Por estimular as glândulas lacrimais, o filme talvez venha a ser acusado de piegas e brega por quem confunda o vivido com o narrado. No caso dessa história real, é a vida, não o relato, que é melodramática e às vezes inverossímil. Nada mais comovedor do que esse Francisco tido como louco por sua obsessão de tirar os filhos da enxada e inocular neles, quase à força, a vocação musical. Irresistível a cena politicamente incorreta em que, com grande sacrifício, compra centenas de fichas telefônicas com as quais faz seus colegas peões de obra inundarem um programa de rádio com pedidos para tocar a música dos filhos. Foi graças a essa forçação de barra inicial que a dupla conseguiu gravar “É o amor” (autoria de Zezé di Camargo) que acabaria vendendo 20 milhões de cópias.

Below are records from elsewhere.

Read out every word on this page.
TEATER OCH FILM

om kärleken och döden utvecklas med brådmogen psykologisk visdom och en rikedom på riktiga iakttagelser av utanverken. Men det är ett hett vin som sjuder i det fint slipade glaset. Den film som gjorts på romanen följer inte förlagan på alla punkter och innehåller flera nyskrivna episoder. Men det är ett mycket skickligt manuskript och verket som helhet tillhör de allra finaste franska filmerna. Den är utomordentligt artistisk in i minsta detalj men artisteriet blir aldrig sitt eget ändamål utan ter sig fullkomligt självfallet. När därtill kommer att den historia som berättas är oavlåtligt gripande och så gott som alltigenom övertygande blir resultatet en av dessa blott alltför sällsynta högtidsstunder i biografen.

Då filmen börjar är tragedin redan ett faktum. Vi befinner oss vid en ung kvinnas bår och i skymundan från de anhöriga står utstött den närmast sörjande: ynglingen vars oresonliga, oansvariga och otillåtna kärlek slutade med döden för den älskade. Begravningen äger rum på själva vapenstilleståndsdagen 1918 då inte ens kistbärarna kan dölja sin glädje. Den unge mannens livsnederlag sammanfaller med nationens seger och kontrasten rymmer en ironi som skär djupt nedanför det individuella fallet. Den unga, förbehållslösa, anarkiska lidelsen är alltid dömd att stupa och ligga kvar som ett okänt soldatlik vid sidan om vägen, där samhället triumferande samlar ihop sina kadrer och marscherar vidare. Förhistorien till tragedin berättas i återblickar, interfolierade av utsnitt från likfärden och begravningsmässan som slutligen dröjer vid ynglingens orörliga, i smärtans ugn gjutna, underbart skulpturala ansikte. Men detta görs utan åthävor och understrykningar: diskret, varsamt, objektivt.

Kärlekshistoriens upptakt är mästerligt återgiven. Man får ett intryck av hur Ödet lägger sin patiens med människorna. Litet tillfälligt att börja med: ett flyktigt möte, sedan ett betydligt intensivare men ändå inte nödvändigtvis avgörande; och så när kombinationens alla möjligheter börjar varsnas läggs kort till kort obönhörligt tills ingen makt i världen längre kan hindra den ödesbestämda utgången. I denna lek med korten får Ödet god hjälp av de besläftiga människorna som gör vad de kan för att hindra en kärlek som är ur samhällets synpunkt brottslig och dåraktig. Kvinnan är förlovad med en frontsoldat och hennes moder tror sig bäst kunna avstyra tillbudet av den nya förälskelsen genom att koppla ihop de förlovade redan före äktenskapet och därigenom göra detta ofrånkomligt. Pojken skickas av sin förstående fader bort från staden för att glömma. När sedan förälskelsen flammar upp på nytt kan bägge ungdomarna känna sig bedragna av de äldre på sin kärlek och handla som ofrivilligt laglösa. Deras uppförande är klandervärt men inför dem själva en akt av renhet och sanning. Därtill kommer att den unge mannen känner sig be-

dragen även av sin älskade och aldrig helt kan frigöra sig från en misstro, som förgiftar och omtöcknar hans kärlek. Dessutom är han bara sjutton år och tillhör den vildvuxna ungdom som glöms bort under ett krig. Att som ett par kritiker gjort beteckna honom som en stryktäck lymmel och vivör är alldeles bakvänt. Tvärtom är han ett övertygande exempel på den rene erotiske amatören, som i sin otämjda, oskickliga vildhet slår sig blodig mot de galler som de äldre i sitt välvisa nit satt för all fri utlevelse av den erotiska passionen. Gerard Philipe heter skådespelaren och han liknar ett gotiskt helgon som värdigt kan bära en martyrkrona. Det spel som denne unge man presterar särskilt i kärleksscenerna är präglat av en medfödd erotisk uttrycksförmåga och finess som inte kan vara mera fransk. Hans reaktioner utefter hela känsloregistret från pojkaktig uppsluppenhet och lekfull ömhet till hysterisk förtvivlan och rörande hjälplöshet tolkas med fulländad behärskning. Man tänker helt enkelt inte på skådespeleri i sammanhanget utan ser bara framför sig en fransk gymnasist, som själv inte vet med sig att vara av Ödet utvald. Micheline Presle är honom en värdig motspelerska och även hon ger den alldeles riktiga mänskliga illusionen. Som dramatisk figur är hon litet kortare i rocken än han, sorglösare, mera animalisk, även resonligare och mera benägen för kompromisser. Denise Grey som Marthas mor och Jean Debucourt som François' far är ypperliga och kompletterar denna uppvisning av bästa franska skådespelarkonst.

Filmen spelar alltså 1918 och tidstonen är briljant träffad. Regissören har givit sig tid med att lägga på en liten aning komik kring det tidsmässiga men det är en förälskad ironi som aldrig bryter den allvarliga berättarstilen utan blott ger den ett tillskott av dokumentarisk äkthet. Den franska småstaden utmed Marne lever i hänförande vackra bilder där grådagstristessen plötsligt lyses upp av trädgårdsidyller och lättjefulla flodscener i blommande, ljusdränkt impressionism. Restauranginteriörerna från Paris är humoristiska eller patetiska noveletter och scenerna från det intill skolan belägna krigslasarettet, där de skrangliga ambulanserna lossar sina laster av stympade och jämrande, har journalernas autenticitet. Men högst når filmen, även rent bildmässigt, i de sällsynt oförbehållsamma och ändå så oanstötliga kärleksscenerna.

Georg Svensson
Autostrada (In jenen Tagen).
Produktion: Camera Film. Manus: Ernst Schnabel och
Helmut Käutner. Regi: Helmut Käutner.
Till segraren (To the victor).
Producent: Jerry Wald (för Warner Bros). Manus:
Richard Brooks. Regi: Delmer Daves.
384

"Dois Filhos de Francisco" tem como pano de fundo o Brasil rural, jeca, profundo, chamado de arcaico quando a violência morava no campo e ainda não tinha se transformado na moderna barbárie urbana. Edificante, recheado de valores fora de moda nesses tempos de razão cínica, não há como evitar a comparação por contraste dos personagens reais do filme com os igualmente reais que estão aparecendo na mídia diariamente. E ainda por cima há a compensação de se constatar que a terra que pariu um Delúbio também pariu Francisco.